Sequestro di beni, per un valore di oltre 8 milioni di euro, ai danni del 58enne imprenditore marsalese Michele Angelo Licata e dei suoi familiari. Il provvedimento, emesso dal presidente del Tribunale di Marsala, Lorenzo Chiaramonte, su richiesta della Procura della Repubblica presso il Tribunale di Marsala, è stato eseguito stamane dai militari del Comando Provinciale della Guardia di Finanza di Trapani.
Il sequestro, finalizzato alla confisca, è stato dispost dal Tribunale di Marsala contestualmente alla condanna inflitta a Licata, alla moglie, alle tre figlie e al genero lo scorso 18 marzo e costituisce l’epilogo di una lunga e articolata vicenda giudiziaria. Inizialmente il noto imprenditore marsalese era stato accusato di una serie di gravi e ripetute condotte di frode fiscale e di truffa aggravata per il conseguimento di finanziamenti comunitari emerse dalle indagini dei militari in forza al Nucleo di Polizia Economico-Finanziaria di Trapani.
In particolare i finanzieri, dopo aver svolto nel biennio 2014-15 numerose ed articolate ispezioni nei confronti delle società riconducibili a Licata e attive nel settore della ristorazione, del banqueting, dell’intrattenimento e turistico-alberghiero, erano giunti ad individuare e quantificare il vorticoso volume d’affari generato dalle fatture false che l’imprenditore, da anni, utilizzava nella propria attività, pari ad oltre 25 milioni di euro.
Gli accertamenti avevano, inoltre, consentito di qualificare l’evasione fiscale – relativa, in particolare alla ROOF GARDEN, alla RUBI e alla DELFINO S.r.l. – come finalizzata, oltre che all’abbattimento della base imponibile, alla artificiosa creazione dei presupposti per ottenere fondi europei stanziati per il comparto turistico-alberghiero.
Da ciò la successiva adozione, da parte dell’Autorità giudiziaria di Marsala, oltre che del provvedimento di sequestro preventivo delle aziende di Licata, anche della misura di prevenzione patrimoniale a suo carico come “soggetto fiscalmente pericoloso”.
L’esecuzione di entrambe le misure ablative nei confronti dell’imprenditore aveva rappresentato così un unicum a livello regionale siciliano, dimostrando l’efficacia degli strumenti di contrasto a comportamenti fraudolenti ripetuti e di così grave entità.

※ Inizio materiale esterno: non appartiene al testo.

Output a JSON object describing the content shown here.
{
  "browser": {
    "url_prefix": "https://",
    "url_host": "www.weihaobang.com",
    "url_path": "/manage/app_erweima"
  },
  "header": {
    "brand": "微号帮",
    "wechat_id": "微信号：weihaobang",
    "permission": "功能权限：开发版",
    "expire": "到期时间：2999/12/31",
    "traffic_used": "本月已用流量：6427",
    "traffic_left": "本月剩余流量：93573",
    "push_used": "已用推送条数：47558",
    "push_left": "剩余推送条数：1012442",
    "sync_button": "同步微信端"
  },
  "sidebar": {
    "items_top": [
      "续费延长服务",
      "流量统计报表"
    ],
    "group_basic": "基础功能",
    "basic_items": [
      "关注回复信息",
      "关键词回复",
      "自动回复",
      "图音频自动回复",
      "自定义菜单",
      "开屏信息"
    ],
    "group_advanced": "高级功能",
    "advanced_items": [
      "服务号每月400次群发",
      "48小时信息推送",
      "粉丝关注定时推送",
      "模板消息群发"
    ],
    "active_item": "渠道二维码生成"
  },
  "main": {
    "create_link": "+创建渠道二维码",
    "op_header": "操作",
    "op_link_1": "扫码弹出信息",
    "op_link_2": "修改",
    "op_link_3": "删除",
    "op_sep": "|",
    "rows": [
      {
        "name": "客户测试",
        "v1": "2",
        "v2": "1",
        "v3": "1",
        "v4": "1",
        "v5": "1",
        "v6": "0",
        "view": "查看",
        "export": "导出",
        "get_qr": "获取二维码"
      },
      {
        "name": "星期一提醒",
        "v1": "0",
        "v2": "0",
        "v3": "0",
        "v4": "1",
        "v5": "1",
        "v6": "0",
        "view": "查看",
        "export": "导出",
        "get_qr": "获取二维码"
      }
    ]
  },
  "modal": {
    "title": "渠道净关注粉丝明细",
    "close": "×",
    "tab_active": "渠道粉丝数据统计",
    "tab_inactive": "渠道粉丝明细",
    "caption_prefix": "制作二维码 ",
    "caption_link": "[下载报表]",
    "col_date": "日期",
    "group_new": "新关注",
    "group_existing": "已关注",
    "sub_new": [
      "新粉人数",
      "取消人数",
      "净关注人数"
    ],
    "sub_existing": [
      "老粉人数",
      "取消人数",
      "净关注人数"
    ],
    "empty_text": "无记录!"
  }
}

Le successive attività d’indagine, in parte delegate dall’Autorità Giudiziaria di Marsala alla locale Compagnia della Guardia di Finanza, hanno poi consentito di rilevare come Licata fosse anche riuscito a gestire in modo illecito i proventi dei reati contestatigli, con l’intento di sottrarsi, oltre che al pagamento di ulteriori imposte dovute, anche all’applicazione della misura di prevenzione patrimoniale eseguita nei suoi confronti.
In particolare, soprattutto attraverso l’utilizzo di contanti e assegni circolari – nel corso di una sola perquisizione domiciliare i militari in forza al Nucleo ne sequestrarono per oltre un milione di euro – l’imprenditore marsalese era riuscito ad appropriarsi indebitamente degli utili prodotti dalle proprie imprese e a reimpiegarli, spesso servendosi di rapporti bancari intestati ai propri familiari, in una molteplicità di investimenti finanziari (prodotti e quote finanziarie).
L’analitica ricostruzione delle movimentazioni finanziarie ha consentito agli investigatori di rilevare l’entità delle somme riciclate e reimpiegate ad esclusivo vantaggio di Licata e dei suoi familiari, consentendo così alla Procura di chiederne e di ottenerne dal Tribunale di Marsala il sequestro preventivo, oggi eseguito dalle Fiamme Gialle trapanesi.